Pequeñas cosas sencillas y bonitas. A Andrés Ríos
Hay un hombre mayor en una estación americana que todos los días graba con su móvil la llegada del tren. Es una especie de rito que comparte con todo el mundo a través de YouTube. Da igual el día o la noche, la lluvia o el viento, el sol. Allí está con su cámara filmando la llegada del tren como un moderno Lùmiere o un Turner con nuevas tecnologías y buenas intenciones. El hombre se sabe de memoria los números de las locomotoras y los horarios y los musita como letanía.
Cuando llega el AMTRAK (así se llaman los trenes de pasajeros en USA) en todo su esplendor brillante, van bajando las barreras de los pasos a nivel y se encienden las señales y las campanas de alerta. Es un espectáculo repetitivo y relajante, el tren se acerca, las señales se activan, los coches se detienen, los peatones esperan, todo va bien. Los trenes AMTRAK son especialmente bonitos. Grandes, plateados, como un Ferrobús pero en versión nave espacial. En España hemos perdido el gusto por los trenes grandes y plateados, ahora son todos estilizados y encima con el vicio de llegar tarde muchas veces, o de quedarse paralizados en el medio de la nada, como lombrices arrasadas por el calor del verano. Seguro que los AMTRAK también llegan tarde, lo sabré si algún día me animo a viajar a esas tierras cruzando la Mar Océana.
Del AMTRAK se bajan todo tipo de personas: gordos americanos con su visera de algún equipo de béisbol, señoras del estilo “Chicas de Oro” con sus coloristas maletas de ruedas, familias numerosas de amish con sus gorros, sus cofias y sus niños laboriosos y educados (los amish no van en coche, van en carromatos porque reniegan del mundo moderno, pero el tren no lo rechazan, quizá porque es un medio de transporte civilizado), jóvenes surferos, amantes de los trenes que viajan solo por poder ver sus estaciones favoritas y también se baja el revisor, todo un personaje.

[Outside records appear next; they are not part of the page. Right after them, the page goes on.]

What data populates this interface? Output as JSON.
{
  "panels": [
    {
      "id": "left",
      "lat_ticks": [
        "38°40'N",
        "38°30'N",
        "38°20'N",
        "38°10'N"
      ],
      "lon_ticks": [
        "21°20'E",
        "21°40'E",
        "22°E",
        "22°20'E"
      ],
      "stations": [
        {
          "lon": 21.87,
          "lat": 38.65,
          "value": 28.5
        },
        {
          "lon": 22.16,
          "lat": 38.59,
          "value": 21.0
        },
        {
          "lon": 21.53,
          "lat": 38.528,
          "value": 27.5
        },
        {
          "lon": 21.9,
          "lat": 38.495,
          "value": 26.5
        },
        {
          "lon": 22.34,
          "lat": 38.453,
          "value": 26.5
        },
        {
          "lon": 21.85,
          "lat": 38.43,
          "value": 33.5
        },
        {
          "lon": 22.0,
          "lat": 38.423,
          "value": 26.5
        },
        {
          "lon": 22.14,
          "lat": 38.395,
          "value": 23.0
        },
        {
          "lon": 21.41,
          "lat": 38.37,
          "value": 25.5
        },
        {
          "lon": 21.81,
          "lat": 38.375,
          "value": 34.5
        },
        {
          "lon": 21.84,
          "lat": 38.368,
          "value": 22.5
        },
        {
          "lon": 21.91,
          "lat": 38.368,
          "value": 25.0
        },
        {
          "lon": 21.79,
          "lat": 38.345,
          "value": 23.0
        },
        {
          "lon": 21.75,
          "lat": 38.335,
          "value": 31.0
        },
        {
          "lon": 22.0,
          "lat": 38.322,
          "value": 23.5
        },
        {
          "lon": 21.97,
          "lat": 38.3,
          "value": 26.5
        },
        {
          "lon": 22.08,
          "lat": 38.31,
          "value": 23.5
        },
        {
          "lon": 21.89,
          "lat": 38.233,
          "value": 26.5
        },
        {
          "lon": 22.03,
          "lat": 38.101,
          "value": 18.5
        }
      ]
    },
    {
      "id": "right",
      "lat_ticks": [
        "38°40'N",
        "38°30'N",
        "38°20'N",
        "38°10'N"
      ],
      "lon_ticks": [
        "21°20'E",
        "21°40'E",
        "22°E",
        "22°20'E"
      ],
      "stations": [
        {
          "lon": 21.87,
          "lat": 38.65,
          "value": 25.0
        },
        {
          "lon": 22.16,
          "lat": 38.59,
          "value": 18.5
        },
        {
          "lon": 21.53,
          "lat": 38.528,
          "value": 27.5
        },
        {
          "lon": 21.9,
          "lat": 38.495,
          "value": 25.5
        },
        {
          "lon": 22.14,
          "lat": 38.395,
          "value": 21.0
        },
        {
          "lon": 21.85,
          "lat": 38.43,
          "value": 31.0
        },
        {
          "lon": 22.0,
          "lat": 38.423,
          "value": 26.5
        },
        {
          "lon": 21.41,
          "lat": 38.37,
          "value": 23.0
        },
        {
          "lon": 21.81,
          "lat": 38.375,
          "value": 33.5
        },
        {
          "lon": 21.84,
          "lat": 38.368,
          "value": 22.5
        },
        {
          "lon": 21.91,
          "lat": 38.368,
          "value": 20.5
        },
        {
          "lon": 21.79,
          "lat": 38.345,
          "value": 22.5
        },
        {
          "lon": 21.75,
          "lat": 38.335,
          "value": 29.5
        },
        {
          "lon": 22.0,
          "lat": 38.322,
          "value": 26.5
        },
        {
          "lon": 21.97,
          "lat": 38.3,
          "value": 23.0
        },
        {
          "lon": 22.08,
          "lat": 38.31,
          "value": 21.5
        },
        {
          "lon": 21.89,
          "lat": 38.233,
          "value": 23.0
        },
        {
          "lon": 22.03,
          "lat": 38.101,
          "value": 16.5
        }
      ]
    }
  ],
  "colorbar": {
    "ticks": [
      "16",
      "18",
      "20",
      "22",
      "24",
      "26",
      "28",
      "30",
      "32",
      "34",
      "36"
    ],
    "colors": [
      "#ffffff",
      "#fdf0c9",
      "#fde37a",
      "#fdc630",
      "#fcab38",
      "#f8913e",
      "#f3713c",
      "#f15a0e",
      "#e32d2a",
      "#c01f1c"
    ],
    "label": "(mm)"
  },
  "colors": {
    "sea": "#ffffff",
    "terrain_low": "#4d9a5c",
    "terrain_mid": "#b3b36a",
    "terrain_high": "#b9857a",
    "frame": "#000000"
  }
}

El revisor es un negro señorial, con aspecto de faraón egipcio de novela de Cristian Jacq. Con su gorra de plato, sus gafas y su uniforme, siempre habla con el hombre de la cámara y le cuenta novedades del viaje. Al revisor le dan propina porque ayuda con las maletas incluso cuando son las de la familia numerosa de los amish, con veinte bultos, bolsos y niños que no corretean ni gritan, semblantes serios, madre con bebé en brazos y abuelos que bajan de últimos. El revisor se luce, sabe que medio mundo lo mira y admira, podría salir en cualquier película de detectives de los años 70 con su porte y su voz profunda. O en un musical de Broadway, pero allí está, en su tren plateado ganándose el salario y clicando tickets siempre con una sonrisa amable, pero con los nervios a punto y los cinco sentidos alerta. Nadie se mete con el revisor, sabes que de un golpe te puede mandar al otro lado de las vías.
Hay algo tranquilizador y melancólico en ver trenes y estaciones. La gente que va y viene, los maquinistas que saludan con la bocina a los que graban, las luces y las barreras, los revisores uniformados, el ruido y el traqueteo, los amish que luego llegarán a su comunidad en su carromato de caballos negros.
Hoy estamos todos tristes por la marcha de un amigo y un gran hombre. Si hay un cielo, Andrés está allí. Muchas veces pasaba por delante de mi casa con su perrita y Hannibal, el perro del visillo, los saludaba con ladridos. Pequeñas cosas que echas de menos. Pequeñas cosas bonitas y sencillas, como ver pasar un tren plateado. O un gran hombre paseando a su perro.